The Wall Street Journal reported last week that the reality of driverless cars on the public roadways is now being recognized as a business risk in some corporate filings.  According to the WSJ piece, three insurers and an auto parts firm have listed driverless cars as a risk factor for their future business.  Granted, the “risk factors” section of corporate filings is a laundry list of cover-your-backside investor disclosures so that if/when a publicly traded company’s stock price tanks the firm’s management and directors can point to the filing and say, “See, we told you this might happen, so don’t blame us.”

It’s interesting to me that the insurers are flagging driverless cars as a potential business risk due to the possibility that such cars might actually reduce the number and severity of accidents, and reduce the demand for insurance products.  Uh, what?  As long as there are fast-moving hunks of metal and mass chugging down roadways, there will be a need for insurance.  But what if driverless cars actually reduce the number of accidents, injuries, and property damage?  Isn’t that what the insurance industry has been wanting to do all along?

I wrote about driverless cars a few months ago, and raised several questions that remain unanswered.  I’m sure that these and many other areas of uncertainty underlie the insurers desire to include driverless cars as a potential business risk.  We always fear the unknown.  Peter Drucker, in Managing in the Next Society, wrote:

“If you start out by looking at change as threat, you will never innovate.  Don’t dismiss something because this is not what you had planned.  The unexpected is often the best source of innovation.”

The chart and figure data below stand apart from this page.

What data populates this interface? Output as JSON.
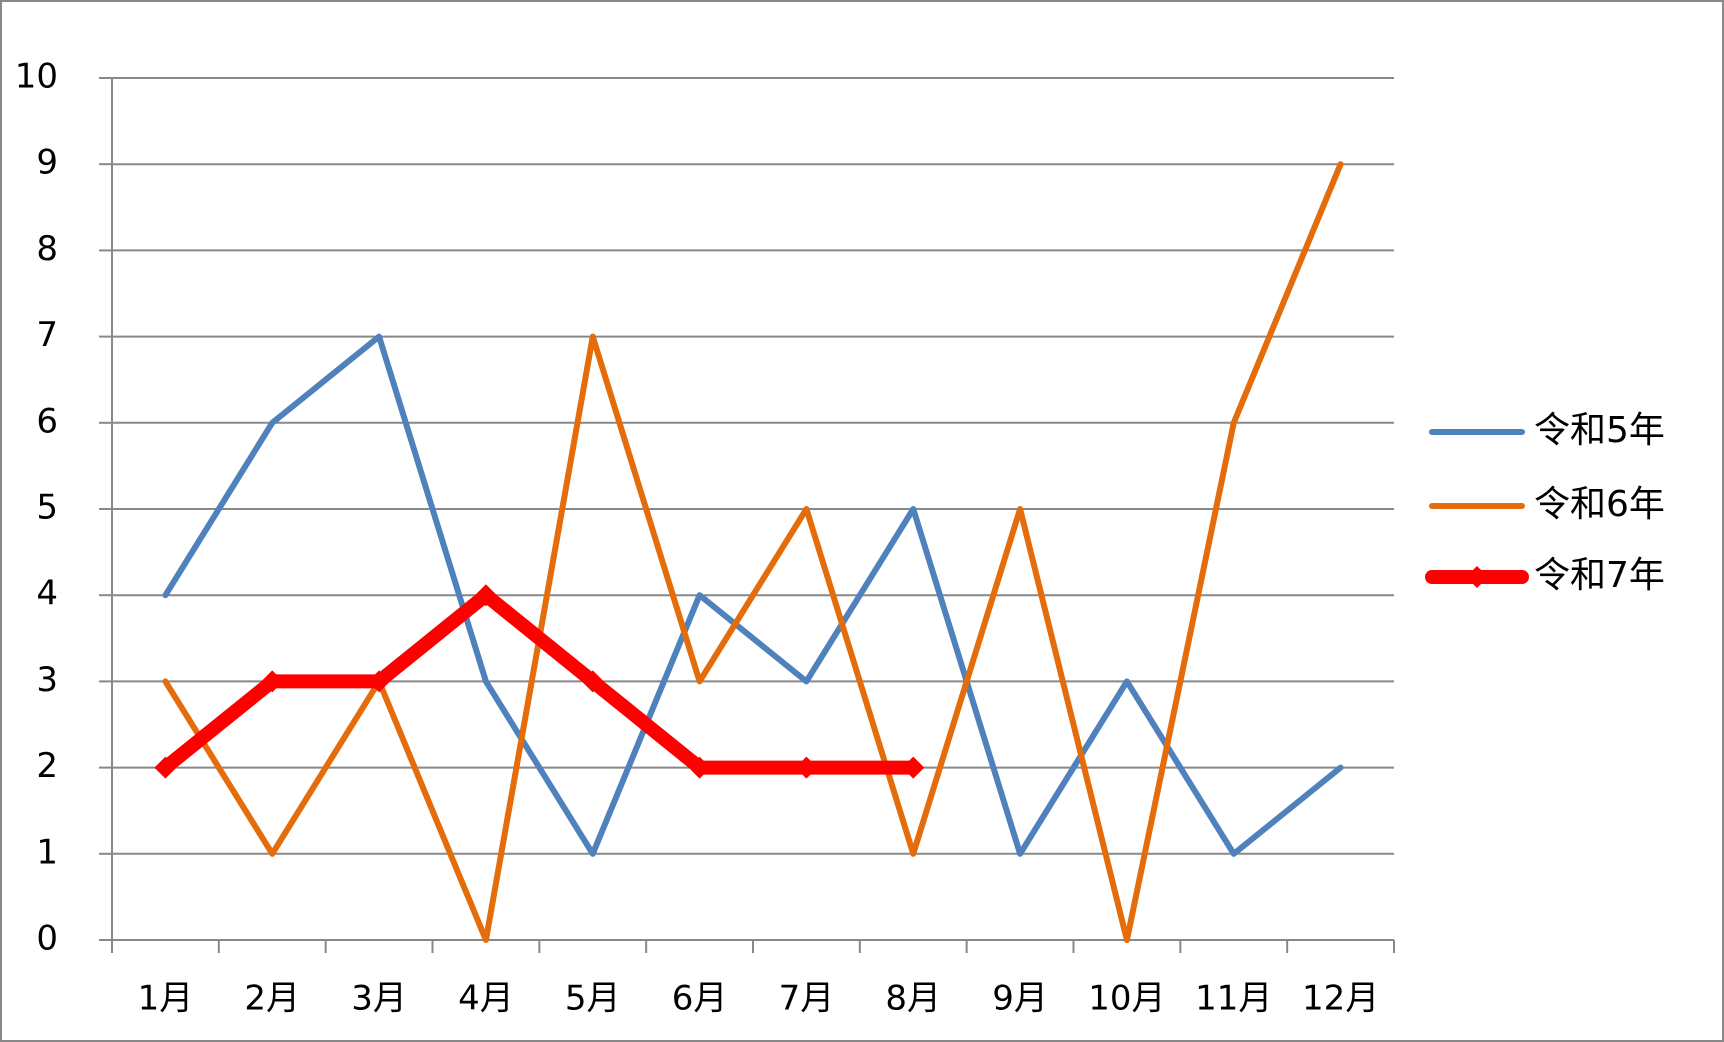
{
  "chart_data": {
    "type": "line",
    "categories": [
      "1月",
      "2月",
      "3月",
      "4月",
      "5月",
      "6月",
      "7月",
      "8月",
      "9月",
      "10月",
      "11月",
      "12月"
    ],
    "series": [
      {
        "name": "令和5年",
        "color": "#4f81bd",
        "values": [
          4,
          6,
          7,
          3,
          1,
          4,
          3,
          5,
          1,
          3,
          1,
          2
        ]
      },
      {
        "name": "令和6年",
        "color": "#e46c0a",
        "values": [
          3,
          1,
          3,
          0,
          7,
          3,
          5,
          1,
          5,
          0,
          6,
          9
        ]
      },
      {
        "name": "令和7年",
        "color": "#ff0000",
        "values": [
          2,
          3,
          3,
          4,
          3,
          2,
          2,
          2,
          null,
          null,
          null,
          null
        ]
      }
    ],
    "ylim": [
      0,
      10
    ],
    "yticks": [
      0,
      1,
      2,
      3,
      4,
      5,
      6,
      7,
      8,
      9,
      10
    ],
    "grid": true,
    "legend": "right"
  }
}
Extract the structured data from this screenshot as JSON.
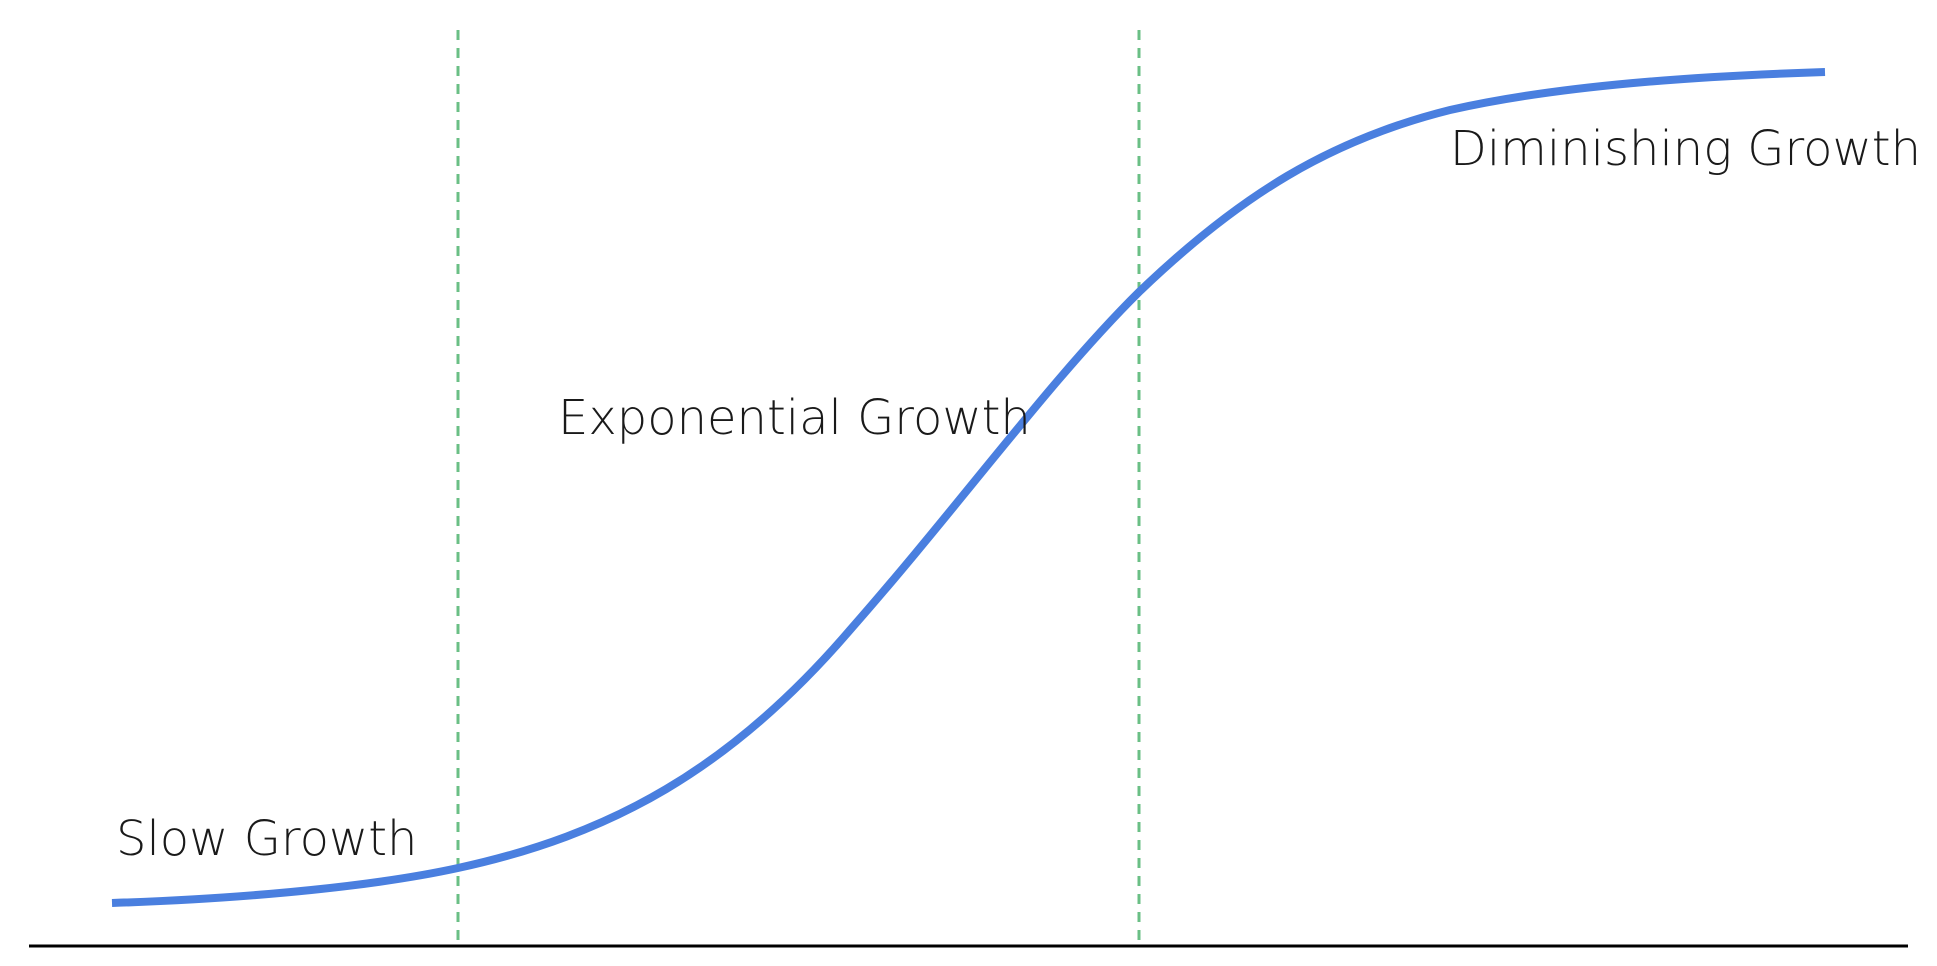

I don’t necessarily think that all insurers are viewing driverless cars as a threat, just because they list it as a potential business risk in their mandatory corporate filings.  More likely, it’s an acknowledgement that there will be some volatility brought about by such a major innovation.  As the WSJ article points out and my previous blog entry alluded to, when driverless cars are involved in accidents the insurance burden may shift from the personal auto insurance policy to the manufacturer’s commercial general liability policy because the “at fault” aspect of the accident may have more to do with the software than the person sitting inside the car.  Still, not knowing how all of this will shake out and affect the insurance premiums and claim payouts most certainly is beginning to enter the stream of consciousness in the insurer board rooms and management suites.